True social experiences allow us to strengthen our relationships; superficially social ones merely keep our relationships from dissolving away completely.
In working on my thesis these past few weeks, I realized that the project is not really about changing the US food system anymore. That may be what I spent so many hours trying to say in my proposal, but that’s so far not factored hugely into my prototypes. Instead there is this new idea of creating a truly social, relationship-enforcing experience using cooking as the pretext and the Internet as the conduit. Maybe that’s where I’m headed?

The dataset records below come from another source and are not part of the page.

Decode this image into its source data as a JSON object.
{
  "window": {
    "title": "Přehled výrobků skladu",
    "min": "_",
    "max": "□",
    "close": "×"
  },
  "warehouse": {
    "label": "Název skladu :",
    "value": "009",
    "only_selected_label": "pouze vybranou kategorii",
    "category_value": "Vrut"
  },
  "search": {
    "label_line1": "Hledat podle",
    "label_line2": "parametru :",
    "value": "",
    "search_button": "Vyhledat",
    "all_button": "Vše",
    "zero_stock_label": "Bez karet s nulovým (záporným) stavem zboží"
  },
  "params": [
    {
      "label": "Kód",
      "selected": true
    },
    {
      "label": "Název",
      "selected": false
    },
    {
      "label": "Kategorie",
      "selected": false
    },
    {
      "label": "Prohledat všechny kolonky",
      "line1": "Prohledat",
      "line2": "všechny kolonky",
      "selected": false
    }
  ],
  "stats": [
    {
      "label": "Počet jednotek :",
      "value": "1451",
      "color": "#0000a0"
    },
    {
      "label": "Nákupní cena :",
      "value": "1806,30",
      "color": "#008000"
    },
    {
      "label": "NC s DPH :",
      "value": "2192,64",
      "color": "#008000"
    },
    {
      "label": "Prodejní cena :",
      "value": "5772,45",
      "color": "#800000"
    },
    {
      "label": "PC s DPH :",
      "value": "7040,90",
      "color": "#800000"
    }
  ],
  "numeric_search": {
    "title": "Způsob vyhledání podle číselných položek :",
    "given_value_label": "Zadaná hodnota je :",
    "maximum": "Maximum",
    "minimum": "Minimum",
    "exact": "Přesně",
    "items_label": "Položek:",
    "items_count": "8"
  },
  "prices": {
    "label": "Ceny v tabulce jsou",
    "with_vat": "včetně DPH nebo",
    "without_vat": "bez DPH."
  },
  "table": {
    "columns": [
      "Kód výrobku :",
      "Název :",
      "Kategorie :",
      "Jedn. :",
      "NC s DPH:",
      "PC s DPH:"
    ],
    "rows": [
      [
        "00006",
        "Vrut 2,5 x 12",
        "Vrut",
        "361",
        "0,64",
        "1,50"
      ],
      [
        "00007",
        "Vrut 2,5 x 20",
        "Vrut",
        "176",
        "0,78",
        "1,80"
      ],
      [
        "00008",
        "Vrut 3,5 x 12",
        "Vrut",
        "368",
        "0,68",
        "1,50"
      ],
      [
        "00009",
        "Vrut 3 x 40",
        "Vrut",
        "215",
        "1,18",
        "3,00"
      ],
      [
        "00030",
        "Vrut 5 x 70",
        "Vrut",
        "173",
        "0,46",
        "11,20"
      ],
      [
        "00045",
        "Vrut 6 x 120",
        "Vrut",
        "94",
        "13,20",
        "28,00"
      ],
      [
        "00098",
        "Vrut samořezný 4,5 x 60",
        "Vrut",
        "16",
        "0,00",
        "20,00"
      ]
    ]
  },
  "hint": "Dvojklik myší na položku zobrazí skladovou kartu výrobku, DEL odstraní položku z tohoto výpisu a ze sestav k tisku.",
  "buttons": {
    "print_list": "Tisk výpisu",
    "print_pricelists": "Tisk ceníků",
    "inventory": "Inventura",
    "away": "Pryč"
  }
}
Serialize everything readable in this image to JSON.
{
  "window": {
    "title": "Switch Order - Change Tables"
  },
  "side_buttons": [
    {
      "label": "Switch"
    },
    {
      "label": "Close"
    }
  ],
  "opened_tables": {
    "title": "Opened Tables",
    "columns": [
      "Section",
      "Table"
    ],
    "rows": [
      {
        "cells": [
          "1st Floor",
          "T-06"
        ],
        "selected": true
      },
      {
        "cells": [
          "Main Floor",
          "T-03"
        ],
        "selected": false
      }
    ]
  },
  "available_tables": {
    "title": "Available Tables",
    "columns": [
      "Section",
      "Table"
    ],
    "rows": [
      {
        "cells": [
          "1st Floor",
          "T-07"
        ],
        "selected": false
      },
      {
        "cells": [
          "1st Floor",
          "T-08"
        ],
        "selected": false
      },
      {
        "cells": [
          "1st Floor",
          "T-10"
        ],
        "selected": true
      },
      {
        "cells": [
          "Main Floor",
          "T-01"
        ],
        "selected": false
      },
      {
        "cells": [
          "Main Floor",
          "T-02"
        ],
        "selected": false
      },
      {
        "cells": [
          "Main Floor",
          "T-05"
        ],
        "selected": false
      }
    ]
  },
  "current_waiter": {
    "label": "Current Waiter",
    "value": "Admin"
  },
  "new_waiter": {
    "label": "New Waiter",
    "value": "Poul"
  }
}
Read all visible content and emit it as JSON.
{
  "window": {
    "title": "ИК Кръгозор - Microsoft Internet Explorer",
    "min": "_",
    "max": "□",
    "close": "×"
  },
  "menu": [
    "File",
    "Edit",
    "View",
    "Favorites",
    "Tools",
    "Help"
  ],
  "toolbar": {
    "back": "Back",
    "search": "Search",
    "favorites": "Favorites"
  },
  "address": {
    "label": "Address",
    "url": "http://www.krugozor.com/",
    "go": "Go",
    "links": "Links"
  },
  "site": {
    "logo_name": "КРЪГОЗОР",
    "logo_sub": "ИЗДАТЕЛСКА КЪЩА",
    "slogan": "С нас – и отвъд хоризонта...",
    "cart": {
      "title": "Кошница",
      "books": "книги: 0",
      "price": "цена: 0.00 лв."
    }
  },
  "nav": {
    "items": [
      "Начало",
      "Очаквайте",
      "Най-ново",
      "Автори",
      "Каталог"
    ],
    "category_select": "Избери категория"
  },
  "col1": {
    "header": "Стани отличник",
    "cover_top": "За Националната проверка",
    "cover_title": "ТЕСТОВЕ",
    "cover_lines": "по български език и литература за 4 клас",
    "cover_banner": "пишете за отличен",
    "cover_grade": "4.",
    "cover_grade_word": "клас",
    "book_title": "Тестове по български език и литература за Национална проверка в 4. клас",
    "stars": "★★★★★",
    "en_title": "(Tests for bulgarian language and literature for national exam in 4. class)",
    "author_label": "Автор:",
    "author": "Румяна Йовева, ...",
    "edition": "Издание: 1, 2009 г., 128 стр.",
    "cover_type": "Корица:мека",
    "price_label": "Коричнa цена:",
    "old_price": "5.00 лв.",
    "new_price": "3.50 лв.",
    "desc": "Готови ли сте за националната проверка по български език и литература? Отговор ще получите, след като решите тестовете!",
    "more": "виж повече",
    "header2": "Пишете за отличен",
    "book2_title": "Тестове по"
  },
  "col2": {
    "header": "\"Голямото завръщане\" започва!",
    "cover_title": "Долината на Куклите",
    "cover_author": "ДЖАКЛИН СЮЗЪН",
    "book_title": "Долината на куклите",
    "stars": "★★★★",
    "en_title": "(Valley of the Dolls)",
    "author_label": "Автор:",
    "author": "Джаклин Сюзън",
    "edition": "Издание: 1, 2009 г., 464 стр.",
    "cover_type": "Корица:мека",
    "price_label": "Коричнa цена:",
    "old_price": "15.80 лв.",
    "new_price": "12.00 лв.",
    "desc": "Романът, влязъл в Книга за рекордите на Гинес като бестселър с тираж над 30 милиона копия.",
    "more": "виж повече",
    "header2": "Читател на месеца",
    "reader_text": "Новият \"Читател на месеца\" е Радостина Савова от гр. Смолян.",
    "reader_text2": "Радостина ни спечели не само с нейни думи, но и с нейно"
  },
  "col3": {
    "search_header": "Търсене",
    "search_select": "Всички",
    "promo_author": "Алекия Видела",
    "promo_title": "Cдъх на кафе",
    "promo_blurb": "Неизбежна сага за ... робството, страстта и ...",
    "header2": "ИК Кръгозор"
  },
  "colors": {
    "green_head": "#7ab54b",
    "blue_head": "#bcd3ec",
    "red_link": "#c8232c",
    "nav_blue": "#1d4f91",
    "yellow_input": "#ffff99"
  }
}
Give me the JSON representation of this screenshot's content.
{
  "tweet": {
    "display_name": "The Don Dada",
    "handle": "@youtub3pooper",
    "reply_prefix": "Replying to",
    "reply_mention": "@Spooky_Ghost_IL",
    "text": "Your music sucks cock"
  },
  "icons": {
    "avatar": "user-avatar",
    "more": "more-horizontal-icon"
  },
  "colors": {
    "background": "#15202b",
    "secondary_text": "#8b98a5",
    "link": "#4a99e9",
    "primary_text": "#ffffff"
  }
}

If so, I think I am okay with it.
Some capital letters
Two nights ago, right when I was falling asleep thinking about thesis stuff, a very important thought occurred to me, but I didn’t write it down, and I couldn’t remember in the morning. Then I was folding laundry today, and it came back (can anyone explain how my brain works?). This time, I’m writing it down:
The Internet is a powerful platform, and in the past few years it has brought us a plethora of new tools for social engagement. These tools were all designed to enhance our natural faculties for developing relationships with one another—our mouths, eyes, faces, bodies, minds. With the Internet, we can now traverse time and space to interact with our friends! With Facebook, we can “remember” the contact info of hundreds of people! With Twitter, we can always “know” what our friends are up to at any given time!
But it also seems that lately, more and more of these tools are replacing the activities we’d normally engage in to keep in touch. A 1-sentence wall post replaces an hour-long phone call, a glance at someone’s profile replaces an email asking “What’s up? I haven’t heard from you in a long time.”
In taking advantage of the power of the Internet, I believe we should do our best to make tools that enhance our abilities to build strong and lasting relationships, instead of replacing them with a bevy of more superficial social interactions. Perhaps cooking online with your friends is just one of the ways we can do this. Either way, there is certainly a lot to be explored. And I’m excited to keep going, even if I’m not really going to save the world from factory farming. At least not this year.